I'm trying to demonstrate the aliasing effect using sound, that is, when the sample rate is fixed and the sound frequency is increased, we would hear the sound pitch go down when we pass the Nyquist frequency.

Here is what I tried so far:

  Play[Sin[ω* t], {t, 0, 0.2}, SampleRate -> 900]], {ω, 200, 6000, 10}]

  Play[Sin[ω* t], {t, 0, 0.2}, SampleRate -> 8000]], {ω,200, 6000, 10}]

Question: The sound is a little bit lag to the slider. Is it possible to create a more responsive one like this

Manipulate[EmitSound[Sound[SoundNote[n, 3]]], {n, 1, 10, 1}]
  • $\begingroup$ This question is very closely related, if not a duplicate (re: the choppy and disconnected notes with Play).
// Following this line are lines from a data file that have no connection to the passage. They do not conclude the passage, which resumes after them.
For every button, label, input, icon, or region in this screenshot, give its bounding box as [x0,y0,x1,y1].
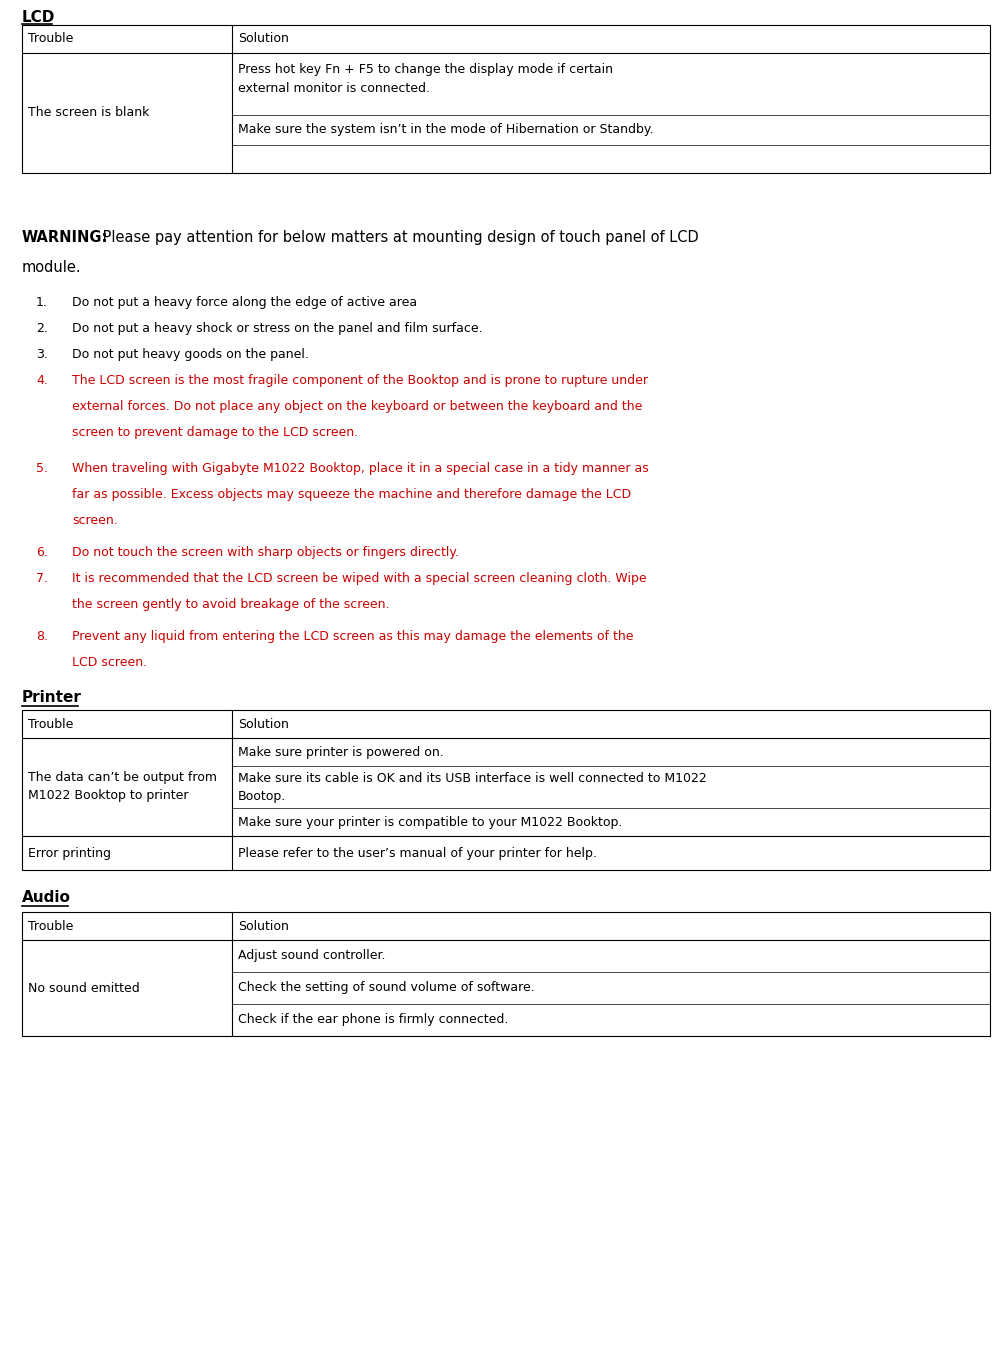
Text: Solution: Solution [238,33,289,45]
Text: screen.: screen. [72,514,118,527]
Text: Make sure your printer is compatible to your M1022 Booktop.: Make sure your printer is compatible to … [238,815,622,829]
Text: Trouble: Trouble [28,919,74,933]
Bar [22,710,990,870]
Text: Audio: Audio [22,891,71,906]
Text: 4.: 4. [36,373,47,387]
Text: The LCD screen is the most fragile component of the Booktop and is prone to rupt: The LCD screen is the most fragile compo… [72,373,648,387]
Text: Do not put heavy goods on the panel.: Do not put heavy goods on the panel. [72,347,308,361]
Text: 2.: 2. [36,321,47,335]
Text: the screen gently to avoid breakage of the screen.: the screen gently to avoid breakage of t… [72,598,389,611]
Text: external forces. Do not place any object on the keyboard or between the keyboard: external forces. Do not place any object… [72,399,642,413]
Text: The screen is blank: The screen is blank [28,107,149,119]
Text: Printer: Printer [22,689,82,705]
Text: Check if the ear phone is firmly connected.: Check if the ear phone is firmly connect… [238,1012,508,1026]
Text: WARNING:: WARNING: [22,230,109,245]
Text: Prevent any liquid from entering the LCD screen as this may damage the elements : Prevent any liquid from entering the LCD… [72,631,633,643]
Text: Make sure the system isn’t in the mode of Hibernation or Standby.: Make sure the system isn’t in the mode o… [238,123,653,135]
Text: 3.: 3. [36,347,47,361]
Text: The data can’t be output from
M1022 Booktop to printer: The data can’t be output from M1022 Book… [28,772,217,803]
Text: LCD screen.: LCD screen. [72,657,147,669]
Text: Trouble: Trouble [28,717,74,731]
Text: No sound emitted: No sound emitted [28,981,140,995]
Text: Do not put a heavy shock or stress on the panel and film surface.: Do not put a heavy shock or stress on th… [72,321,483,335]
Text: LCD: LCD [22,10,55,25]
Text: 5.: 5. [36,462,48,475]
Text: 7.: 7. [36,572,48,586]
Text: 6.: 6. [36,546,47,560]
Text: 8.: 8. [36,631,48,643]
Text: Check the setting of sound volume of software.: Check the setting of sound volume of sof… [238,981,535,995]
Bar [22,25,990,172]
Text: Press hot key Fn + F5 to change the display mode if certain
external monitor is : Press hot key Fn + F5 to change the disp… [238,63,613,94]
Text: screen to prevent damage to the LCD screen.: screen to prevent damage to the LCD scre… [72,425,358,439]
Text: Do not touch the screen with sharp objects or fingers directly.: Do not touch the screen with sharp objec… [72,546,459,560]
Text: Please refer to the user’s manual of your printer for help.: Please refer to the user’s manual of you… [238,847,597,859]
Text: far as possible. Excess objects may squeeze the machine and therefore damage the: far as possible. Excess objects may sque… [72,488,631,501]
Text: Trouble: Trouble [28,33,74,45]
Text: Make sure its cable is OK and its USB interface is well connected to M1022
Booto: Make sure its cable is OK and its USB in… [238,772,707,803]
Text: Adjust sound controller.: Adjust sound controller. [238,949,385,962]
Text: When traveling with Gigabyte M1022 Booktop, place it in a special case in a tidy: When traveling with Gigabyte M1022 Bookt… [72,462,649,475]
Text: Make sure printer is powered on.: Make sure printer is powered on. [238,746,444,759]
Text: 1.: 1. [36,295,47,309]
Text: Solution: Solution [238,717,289,731]
Text: Error printing: Error printing [28,847,111,859]
Text: It is recommended that the LCD screen be wiped with a special screen cleaning cl: It is recommended that the LCD screen be… [72,572,646,586]
Text: Do not put a heavy force along the edge of active area: Do not put a heavy force along the edge … [72,295,417,309]
Bar [22,912,990,1036]
Text: Solution: Solution [238,919,289,933]
Text: module.: module. [22,260,82,275]
Text: Please pay attention for below matters at mounting design of touch panel of LCD: Please pay attention for below matters a… [98,230,699,245]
There's also this answer, although I have not tried it. $\endgroup$
    – rm -rf
    Commented Aug 21, 2013 at 18:01

1 Answer 1


Here's one way to explore aliasing in audio using a "chirp" signal (thus avoiding the problems of real-time sound generation). A chirp is a sinusoid-like signal with frequency that constantly increases. Using the formula from the Wikipedia page, the chirp can be generated using

chirp[t_] := Sin[2 Pi (f0 t + (k/2) t^2)];

which is a sinusoid-like signal with instantaneous frequency f0 + kt. Hence the frequency increases as time progresses. If the sampling was done very quickly, then this is what we would hear. However, if the sampling frequency is low (such as 1000 Hz), the frequency will increase only up to the Nyquist frequency (in this case 1000/2 = 500 Hz.).

Select some nominal values and create a sampled version of the signal (using Table).

f0 = 200; k = 100; 
Sound[SampledSoundList[Table[chirp[t], {t, 0, 10, 0.001}], 1000]]


With these values, the "instantaneous frequency" is 200+100*t Hz. If you press the play button, you can hear the sound starting at 200 Hz and increasing. When it gets to the Nyquist frequency 500 (at about 3 seconds in), it starts to descend. The small upper figure shows (a rough version of) the spectrogram (a plot with time on the horizontal axis and frequency on the vertical axis). This agrees quite nicely with what you hear -- the sine wave sweeping up, then down, then up again over the course of 10 seconds.